C'est bien plus tard que je me suis rendu compte de ce qui était en train de se passer. Sur le moment, je l'écoutais, je faisais même tout ce que je pouvais pour essayer de comprendre. Mon père était malheureux, il rendait ma mère malheureuse, alors il valait mieux partir. J'avais huit ans, je le croyais sur parole.

Moi - Mlle Nisol t'a dit pour le crayon ?

Papa - Oui. Pourquoi t'a fait ça, Syra ?

Moi - C'était pas moi..

Papa - Pourquoi tu ne l'as pas dit ?

Moi - Il était dans mon cartable, mais ce n'était pas moi.

Papa - Faut pas te laisser faire poupée. Jamais ! Tu m'entends ?

Moi - Oui.

Papa - Tu m'le promet ?

J'ai promis. Il s'est levé pour me ramener à la maison au pied de notre immeuble. Il m'a prise dans ses bras. Je ne ressentais rien, je n'ai pas pleuré. Je me souviens même plus de son odeur, ni de ce que j'ai senti à ce moment-là.
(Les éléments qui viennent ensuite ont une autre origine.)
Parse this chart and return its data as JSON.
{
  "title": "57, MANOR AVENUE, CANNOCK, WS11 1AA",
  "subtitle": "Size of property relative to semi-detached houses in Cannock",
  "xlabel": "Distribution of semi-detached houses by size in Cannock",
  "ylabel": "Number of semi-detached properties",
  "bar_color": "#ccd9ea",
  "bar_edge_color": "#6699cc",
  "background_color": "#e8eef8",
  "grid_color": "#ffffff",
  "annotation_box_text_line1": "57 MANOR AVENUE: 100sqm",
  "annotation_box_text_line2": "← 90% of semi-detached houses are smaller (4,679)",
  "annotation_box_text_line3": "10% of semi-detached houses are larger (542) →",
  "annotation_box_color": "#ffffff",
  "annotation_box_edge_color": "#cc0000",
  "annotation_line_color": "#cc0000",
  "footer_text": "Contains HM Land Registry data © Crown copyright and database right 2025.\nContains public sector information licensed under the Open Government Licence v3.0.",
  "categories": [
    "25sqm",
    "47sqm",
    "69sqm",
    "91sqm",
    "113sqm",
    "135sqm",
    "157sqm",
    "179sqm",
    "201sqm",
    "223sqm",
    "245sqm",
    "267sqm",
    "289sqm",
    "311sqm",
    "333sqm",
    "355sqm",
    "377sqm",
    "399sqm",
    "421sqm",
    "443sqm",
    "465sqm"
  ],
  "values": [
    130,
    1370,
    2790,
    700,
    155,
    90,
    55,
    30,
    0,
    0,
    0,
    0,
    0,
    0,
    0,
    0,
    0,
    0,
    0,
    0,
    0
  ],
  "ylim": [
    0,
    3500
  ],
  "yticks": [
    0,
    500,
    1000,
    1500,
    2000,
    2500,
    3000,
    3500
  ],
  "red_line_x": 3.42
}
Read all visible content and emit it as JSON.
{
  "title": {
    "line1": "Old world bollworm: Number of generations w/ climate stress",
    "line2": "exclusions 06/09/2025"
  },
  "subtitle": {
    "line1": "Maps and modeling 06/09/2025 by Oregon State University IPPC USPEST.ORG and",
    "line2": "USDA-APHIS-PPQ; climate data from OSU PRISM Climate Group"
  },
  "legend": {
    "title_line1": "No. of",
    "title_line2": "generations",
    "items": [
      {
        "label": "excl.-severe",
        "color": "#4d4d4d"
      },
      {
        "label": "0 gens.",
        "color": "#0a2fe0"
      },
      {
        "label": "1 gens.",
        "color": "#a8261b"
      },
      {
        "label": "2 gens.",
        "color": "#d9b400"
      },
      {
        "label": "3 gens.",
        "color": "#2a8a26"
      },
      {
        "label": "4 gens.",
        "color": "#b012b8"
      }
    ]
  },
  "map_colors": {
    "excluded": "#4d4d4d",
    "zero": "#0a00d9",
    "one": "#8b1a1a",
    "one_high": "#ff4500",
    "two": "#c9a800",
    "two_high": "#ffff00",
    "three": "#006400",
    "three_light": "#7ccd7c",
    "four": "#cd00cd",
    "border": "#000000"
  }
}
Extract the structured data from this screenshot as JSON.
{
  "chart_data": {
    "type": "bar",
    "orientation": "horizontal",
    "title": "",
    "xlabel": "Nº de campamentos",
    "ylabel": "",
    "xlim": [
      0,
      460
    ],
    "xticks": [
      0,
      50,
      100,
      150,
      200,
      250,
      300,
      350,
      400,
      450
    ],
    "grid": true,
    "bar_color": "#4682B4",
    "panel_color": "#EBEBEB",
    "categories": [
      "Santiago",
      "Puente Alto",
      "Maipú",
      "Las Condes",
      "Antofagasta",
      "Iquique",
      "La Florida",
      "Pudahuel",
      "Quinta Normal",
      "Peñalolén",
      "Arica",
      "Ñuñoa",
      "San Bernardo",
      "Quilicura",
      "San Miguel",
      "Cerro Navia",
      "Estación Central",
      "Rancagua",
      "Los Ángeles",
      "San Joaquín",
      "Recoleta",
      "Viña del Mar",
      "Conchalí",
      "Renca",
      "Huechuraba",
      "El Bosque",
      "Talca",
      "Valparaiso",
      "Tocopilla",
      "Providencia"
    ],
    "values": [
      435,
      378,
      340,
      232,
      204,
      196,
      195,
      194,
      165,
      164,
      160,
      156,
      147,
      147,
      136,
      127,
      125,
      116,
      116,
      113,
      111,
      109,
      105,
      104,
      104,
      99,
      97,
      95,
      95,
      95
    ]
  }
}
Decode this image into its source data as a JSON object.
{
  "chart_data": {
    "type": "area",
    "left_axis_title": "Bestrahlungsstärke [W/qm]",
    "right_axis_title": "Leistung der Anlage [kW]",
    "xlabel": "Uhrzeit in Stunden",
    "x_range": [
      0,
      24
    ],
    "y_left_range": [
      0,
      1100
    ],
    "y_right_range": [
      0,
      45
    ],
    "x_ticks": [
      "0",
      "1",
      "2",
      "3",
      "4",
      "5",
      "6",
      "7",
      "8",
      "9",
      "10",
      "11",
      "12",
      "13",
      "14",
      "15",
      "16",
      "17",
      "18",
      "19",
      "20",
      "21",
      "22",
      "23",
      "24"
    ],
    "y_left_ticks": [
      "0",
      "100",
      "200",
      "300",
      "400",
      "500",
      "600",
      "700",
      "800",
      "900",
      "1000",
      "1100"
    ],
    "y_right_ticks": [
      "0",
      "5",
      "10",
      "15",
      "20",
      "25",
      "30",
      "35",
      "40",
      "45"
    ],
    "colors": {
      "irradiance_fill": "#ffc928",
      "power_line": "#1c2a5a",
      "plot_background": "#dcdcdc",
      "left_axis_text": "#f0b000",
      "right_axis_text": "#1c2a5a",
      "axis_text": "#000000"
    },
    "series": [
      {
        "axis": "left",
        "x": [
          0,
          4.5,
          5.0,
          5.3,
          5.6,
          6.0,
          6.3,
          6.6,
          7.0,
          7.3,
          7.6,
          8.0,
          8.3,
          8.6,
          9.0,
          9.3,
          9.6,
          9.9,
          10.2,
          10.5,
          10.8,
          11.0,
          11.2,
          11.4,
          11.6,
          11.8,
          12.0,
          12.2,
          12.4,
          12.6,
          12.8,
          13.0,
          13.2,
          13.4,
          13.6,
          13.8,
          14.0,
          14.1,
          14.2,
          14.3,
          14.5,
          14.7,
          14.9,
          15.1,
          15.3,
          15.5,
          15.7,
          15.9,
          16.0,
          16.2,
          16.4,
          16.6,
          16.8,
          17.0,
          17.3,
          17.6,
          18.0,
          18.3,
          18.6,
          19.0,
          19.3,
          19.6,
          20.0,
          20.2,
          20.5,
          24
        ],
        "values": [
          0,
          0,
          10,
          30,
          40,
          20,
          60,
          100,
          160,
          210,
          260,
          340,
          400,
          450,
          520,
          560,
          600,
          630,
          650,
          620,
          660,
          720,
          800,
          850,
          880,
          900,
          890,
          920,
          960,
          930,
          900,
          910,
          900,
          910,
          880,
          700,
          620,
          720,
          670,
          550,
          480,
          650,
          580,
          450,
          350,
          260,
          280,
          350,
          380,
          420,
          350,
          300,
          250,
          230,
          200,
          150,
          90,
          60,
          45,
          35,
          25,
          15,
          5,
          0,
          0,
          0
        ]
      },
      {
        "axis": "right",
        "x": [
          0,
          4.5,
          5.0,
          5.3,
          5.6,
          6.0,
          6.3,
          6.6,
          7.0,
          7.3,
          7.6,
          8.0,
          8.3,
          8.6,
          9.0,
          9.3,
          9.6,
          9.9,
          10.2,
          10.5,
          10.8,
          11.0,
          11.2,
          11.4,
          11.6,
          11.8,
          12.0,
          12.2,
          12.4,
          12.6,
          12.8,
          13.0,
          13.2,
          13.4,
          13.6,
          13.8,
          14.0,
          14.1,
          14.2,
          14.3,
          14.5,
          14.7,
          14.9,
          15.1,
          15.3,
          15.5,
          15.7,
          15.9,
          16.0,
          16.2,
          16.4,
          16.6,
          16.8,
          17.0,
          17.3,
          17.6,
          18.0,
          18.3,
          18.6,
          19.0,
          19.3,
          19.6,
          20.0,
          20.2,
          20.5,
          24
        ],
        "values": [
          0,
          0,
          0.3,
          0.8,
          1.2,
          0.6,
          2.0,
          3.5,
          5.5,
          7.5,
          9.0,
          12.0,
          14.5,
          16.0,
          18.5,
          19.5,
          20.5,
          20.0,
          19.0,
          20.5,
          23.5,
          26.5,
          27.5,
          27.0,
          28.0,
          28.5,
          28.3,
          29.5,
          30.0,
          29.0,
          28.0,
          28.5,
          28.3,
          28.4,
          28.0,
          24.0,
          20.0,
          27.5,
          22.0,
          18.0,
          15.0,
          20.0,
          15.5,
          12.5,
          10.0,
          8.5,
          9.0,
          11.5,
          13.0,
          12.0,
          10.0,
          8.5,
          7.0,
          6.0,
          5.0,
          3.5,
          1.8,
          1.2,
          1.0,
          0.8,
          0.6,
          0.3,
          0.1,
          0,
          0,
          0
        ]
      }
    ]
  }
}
C'est maintenant quand j'y repense que j'ai la gorge qui serre et que je me répète que j'aurais dû trouver quoi lui dire pour l'empêcher de partir. Je l'ai regardé s'éloigner, il m'a fait un signe et je ne l'ai plus jamais revu. Le Noël suivant, il m'avait envoyé un livre. Ça venait de Marseille, c'est le seul cadeau qui m'ait fait et mon premier livre. Le lendemain, je me suis battue avec Sinem. Je lui ai sauté dessus et je l'ai tirée par les cheveux et griffée et frappée aussi fort que j'pouvais. Elle m'a suppliée d'arrêter quand je lui arraché sa bouche d'oreille. J'ai eu peur en la voyant saigner, mais je n'ai rien regretté. La guerre était déclarée. On a passé six mois à se faire les coups qu'on puisse imaginer. C'était devenu une obsession geh, il n'y avait plus de moyens pour nous arrêter.

Je me débrouillais toujours pour que Sinem prenne toutes les bêtises que j'pouvais inventer. Pendant plusieurs mois, elle passé toutes ses récréation dans le bureau du directeur M.Bastouy.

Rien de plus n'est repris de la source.